Pour sa cinquième participation aux Jeux olympiques, la Villardoue Fanny Smith espère bien briller et ajouter une troisième médaille à sa collection. Troisième à Pyeongchang en 2018 et à Pékin en 2022, la Vaudoise de 33 ans devra néanmoins composer avec une piste qu’elle ne juge pas à la hauteur de l’événement.
Fanny Smith entre en lice vendredi. A Livigno, elle sait que les choses seront différentes par rapport à ses quatre premières participations. « Il y aura beaucoup de proches qui vont venir », explique-t-elle. « La chose qui va être le plus difficile à gérer, c’est cette pression, parce qu’on évolue presque à la maison. Je suis quelqu’un qui aime bien faire plaisir aux gens et du coup, c’est vrai que je place beaucoup d’attente toute seule. J’aimerais vraiment pouvoir faire quelque chose de magnifique devant eux. »

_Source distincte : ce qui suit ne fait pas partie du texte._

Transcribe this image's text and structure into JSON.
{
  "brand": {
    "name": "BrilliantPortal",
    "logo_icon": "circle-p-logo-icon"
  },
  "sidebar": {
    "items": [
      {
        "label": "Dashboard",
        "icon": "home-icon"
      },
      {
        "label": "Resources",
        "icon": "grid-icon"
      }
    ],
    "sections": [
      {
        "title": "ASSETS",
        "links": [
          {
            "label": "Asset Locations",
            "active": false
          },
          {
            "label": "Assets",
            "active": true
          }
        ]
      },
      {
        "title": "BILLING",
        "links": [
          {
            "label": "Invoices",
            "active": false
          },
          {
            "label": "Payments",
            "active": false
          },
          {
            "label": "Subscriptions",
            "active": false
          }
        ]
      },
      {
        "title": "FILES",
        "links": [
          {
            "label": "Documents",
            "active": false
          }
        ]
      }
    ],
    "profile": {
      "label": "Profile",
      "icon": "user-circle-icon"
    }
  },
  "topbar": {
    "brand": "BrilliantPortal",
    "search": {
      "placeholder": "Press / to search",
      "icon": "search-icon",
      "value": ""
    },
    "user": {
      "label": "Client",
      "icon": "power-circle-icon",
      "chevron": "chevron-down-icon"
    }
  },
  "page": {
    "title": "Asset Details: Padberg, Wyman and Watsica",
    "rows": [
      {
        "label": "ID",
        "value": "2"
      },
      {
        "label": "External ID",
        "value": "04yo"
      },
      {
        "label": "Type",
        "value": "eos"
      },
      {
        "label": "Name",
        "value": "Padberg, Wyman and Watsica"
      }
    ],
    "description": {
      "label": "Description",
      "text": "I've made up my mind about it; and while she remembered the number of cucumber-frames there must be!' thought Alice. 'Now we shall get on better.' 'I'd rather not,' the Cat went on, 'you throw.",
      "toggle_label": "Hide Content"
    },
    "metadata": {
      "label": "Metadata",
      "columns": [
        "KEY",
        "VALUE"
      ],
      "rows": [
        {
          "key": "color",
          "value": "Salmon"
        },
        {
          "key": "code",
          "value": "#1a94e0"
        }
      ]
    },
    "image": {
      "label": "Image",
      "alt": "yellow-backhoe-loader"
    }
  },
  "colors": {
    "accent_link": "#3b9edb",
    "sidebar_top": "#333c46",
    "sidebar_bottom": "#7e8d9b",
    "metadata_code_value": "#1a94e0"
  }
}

Une piste pas à la hauteur
Mais rien ne sera simple sur une piste qui ne lui convient pas vraiment. « Selon moi, ce n’est pas du tout au niveau d’un parcours de Jeux olympiques », lâche-t-elle, visiblement déçue. « On est peut-être à nonante, nonante-cinq pour cent de plat. » Un tracé qui va neutraliser une grande partie de l’engagement des athlètes et faire la part belle à la glisse. Une « loterie » où le matériel primera. « Il faudra avoir des bombes sous les pieds », prévient-elle.
Face à un parcours qui ne pardonne aucune erreur et une concurrence féroce, Fanny Smith sait que la victoire dépendra d’un alignement parfait des planètes. L’épreuve de skicross de Livigno s’annonce comme une belle bataille stratégique et mentale. Et la Vaudoise est prête à la livrer.